TCS’ net profit grew 5.2 per cent year on year, and 2.5 per cent sequentially to Rs 9,478 crore in Q1FY23, but missed estimate of Rs 9,850 crore, according to Bloomberg data. Revenue for the quarter came in at Rs 52,758 crore, up 16.2 per cent YoY and 4.28 per cent sequentially.


While the company’s Q1 revenue was ahead of Bloomberg estimates of Rs 52,486 crore, margins for the quarter came in at 23.1 per cent, down 2.4 per cent year on year.


From an outlook perspective the company signed a total contract value worth $8.2 billion. The order book compared to Q4 is lower, but Q4 had two large deals. The $8.2 billion is the range that the company has been signing deals consistently.


Rajesh Gopinathan, Chief Executive Officer and Managing Director, said: “We are starting the new fiscal year on a strong note, with all-round growth and strong deal wins across all our segments. Pipeline velocity and deal closures continue to be strong, but we remain vigilant given the macro-level uncertainties. Our new organization structure has settled in nicely, getting us closer to our clients and making us nimbler in a dynamic environment. Looking ahead, we remain confident in the resilience of technology spending and the secular tailwinds driving our growth.”


However, attrition continued to peak, coming in at 19.7 per cent for the quarter, and much higher than the 17.4 per cent in Q4FY22. The company had net headcount addition of 14,136 during the quarter, taking its total headcount to 606,331.


Higher attrition had its impact on the margins. Samir Seksaria, Chief Financial Officer, said: “It has been a challenging quarter from a cost management perspective. Our Q1 operating margin of 23.1 per cent reflects the impact of our annual salary increase, the elevated cost of managing the talent churn and gradually normalising travel expenses. However, our longer-term cost structures and relative competitiveness remain unchanged, and position us well to continue on our profitable growth trajectory.”


N Ganapathy Subramaniam, Chief Operating Officer and Executive Director, said: “The investments we made on people, upskilling efforts and select lateral hiring et al helped manage the talent turnover with minimum impact on our operations.

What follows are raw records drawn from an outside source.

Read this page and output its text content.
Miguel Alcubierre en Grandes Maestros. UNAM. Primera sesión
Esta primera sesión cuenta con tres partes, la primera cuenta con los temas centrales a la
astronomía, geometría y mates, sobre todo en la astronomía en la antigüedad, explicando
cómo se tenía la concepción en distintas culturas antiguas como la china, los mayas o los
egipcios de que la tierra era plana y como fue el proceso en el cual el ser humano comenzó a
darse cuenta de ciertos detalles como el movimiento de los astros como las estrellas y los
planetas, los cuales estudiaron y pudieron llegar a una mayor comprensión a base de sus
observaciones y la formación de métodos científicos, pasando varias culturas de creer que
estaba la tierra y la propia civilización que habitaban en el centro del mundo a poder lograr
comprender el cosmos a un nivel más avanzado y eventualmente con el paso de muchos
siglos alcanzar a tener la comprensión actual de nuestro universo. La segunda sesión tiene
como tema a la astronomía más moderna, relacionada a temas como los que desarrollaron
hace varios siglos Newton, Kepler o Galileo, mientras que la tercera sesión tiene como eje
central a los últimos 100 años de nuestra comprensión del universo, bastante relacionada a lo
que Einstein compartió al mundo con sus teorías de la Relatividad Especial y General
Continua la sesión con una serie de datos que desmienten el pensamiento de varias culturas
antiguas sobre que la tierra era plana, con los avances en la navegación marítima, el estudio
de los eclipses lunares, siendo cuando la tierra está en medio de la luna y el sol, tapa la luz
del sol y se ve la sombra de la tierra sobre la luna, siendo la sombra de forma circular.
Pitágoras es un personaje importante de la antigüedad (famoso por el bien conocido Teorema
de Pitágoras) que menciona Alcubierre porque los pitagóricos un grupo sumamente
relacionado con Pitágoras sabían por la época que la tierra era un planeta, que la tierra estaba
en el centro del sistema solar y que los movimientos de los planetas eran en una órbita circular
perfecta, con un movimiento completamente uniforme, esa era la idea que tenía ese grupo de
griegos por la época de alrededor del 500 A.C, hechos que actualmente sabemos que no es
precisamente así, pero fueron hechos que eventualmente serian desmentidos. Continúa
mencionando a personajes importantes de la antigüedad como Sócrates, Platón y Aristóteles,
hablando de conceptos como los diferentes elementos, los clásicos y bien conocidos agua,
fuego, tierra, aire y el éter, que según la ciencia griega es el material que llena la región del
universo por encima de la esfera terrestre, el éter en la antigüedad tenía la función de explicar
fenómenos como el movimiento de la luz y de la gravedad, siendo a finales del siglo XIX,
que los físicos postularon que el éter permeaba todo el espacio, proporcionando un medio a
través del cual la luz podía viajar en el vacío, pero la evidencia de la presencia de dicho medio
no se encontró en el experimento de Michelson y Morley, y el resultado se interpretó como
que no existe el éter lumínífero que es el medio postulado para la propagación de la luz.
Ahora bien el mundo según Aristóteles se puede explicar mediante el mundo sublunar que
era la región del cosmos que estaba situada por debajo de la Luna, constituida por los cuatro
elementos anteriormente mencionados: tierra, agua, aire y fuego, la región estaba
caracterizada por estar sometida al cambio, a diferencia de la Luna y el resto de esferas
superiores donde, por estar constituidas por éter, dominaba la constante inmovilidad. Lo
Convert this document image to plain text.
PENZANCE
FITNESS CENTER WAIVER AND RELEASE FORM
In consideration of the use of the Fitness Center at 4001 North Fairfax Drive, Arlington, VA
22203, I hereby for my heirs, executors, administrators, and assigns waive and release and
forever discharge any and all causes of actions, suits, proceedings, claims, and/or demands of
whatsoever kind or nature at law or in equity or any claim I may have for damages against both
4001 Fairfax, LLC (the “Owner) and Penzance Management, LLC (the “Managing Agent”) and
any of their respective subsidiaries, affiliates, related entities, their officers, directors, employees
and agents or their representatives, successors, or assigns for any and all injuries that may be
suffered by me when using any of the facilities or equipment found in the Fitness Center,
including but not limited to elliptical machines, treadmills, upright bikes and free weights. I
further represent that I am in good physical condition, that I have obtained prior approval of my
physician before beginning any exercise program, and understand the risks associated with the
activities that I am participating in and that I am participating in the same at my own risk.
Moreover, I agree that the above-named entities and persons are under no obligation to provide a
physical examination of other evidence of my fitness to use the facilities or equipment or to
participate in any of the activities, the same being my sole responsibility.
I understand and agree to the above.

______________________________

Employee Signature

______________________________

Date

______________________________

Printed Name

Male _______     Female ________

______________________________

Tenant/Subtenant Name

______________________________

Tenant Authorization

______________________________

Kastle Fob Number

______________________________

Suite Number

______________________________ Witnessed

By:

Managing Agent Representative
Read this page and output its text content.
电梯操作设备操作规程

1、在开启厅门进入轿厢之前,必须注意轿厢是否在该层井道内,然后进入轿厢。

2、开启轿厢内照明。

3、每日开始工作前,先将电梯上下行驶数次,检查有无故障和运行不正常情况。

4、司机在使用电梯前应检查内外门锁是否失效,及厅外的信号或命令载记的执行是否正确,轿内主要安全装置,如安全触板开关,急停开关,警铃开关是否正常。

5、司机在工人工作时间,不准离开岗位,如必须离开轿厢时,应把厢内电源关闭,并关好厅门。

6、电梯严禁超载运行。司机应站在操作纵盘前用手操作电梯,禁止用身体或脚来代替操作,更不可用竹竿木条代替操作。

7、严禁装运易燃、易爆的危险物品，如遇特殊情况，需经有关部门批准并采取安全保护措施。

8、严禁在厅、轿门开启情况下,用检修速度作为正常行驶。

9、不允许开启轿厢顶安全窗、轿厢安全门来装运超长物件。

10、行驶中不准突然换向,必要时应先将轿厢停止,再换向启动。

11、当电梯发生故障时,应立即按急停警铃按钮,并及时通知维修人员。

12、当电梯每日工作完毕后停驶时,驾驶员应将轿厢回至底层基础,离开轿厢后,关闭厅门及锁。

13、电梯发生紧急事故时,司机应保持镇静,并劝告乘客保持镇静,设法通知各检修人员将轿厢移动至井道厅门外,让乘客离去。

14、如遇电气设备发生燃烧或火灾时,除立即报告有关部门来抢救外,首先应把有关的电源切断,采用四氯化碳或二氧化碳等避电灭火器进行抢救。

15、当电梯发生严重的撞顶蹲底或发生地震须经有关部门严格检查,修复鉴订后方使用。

During the quarter, we have resumed in-person meetings, and hosted several clients at our facilities. We are bringing in more of our associates back to our development centres, and it is steadily increasing at all levels. On the sustainability front, we have signed our commitment to SBTi version 5 standards during the quarter and are making steady progress towards our net zero journey with tremendous alignment to this initiative across our associates.”


Milind Lakkad, Chief HR Officer, said: “Our investment in strategic talent development initiatives and the linking of learning to career development have energised our workforce. Following our annual compensation review, employees received salary increases of 5-8 per cent, with top performers getting even bigger hikes. Our empowering, performance-driven work culture is helping us attract local talent across all our key markets. Continued hiring momentum resulted in a milestone quarter, with the employee strength crossing the 600,000 mark.”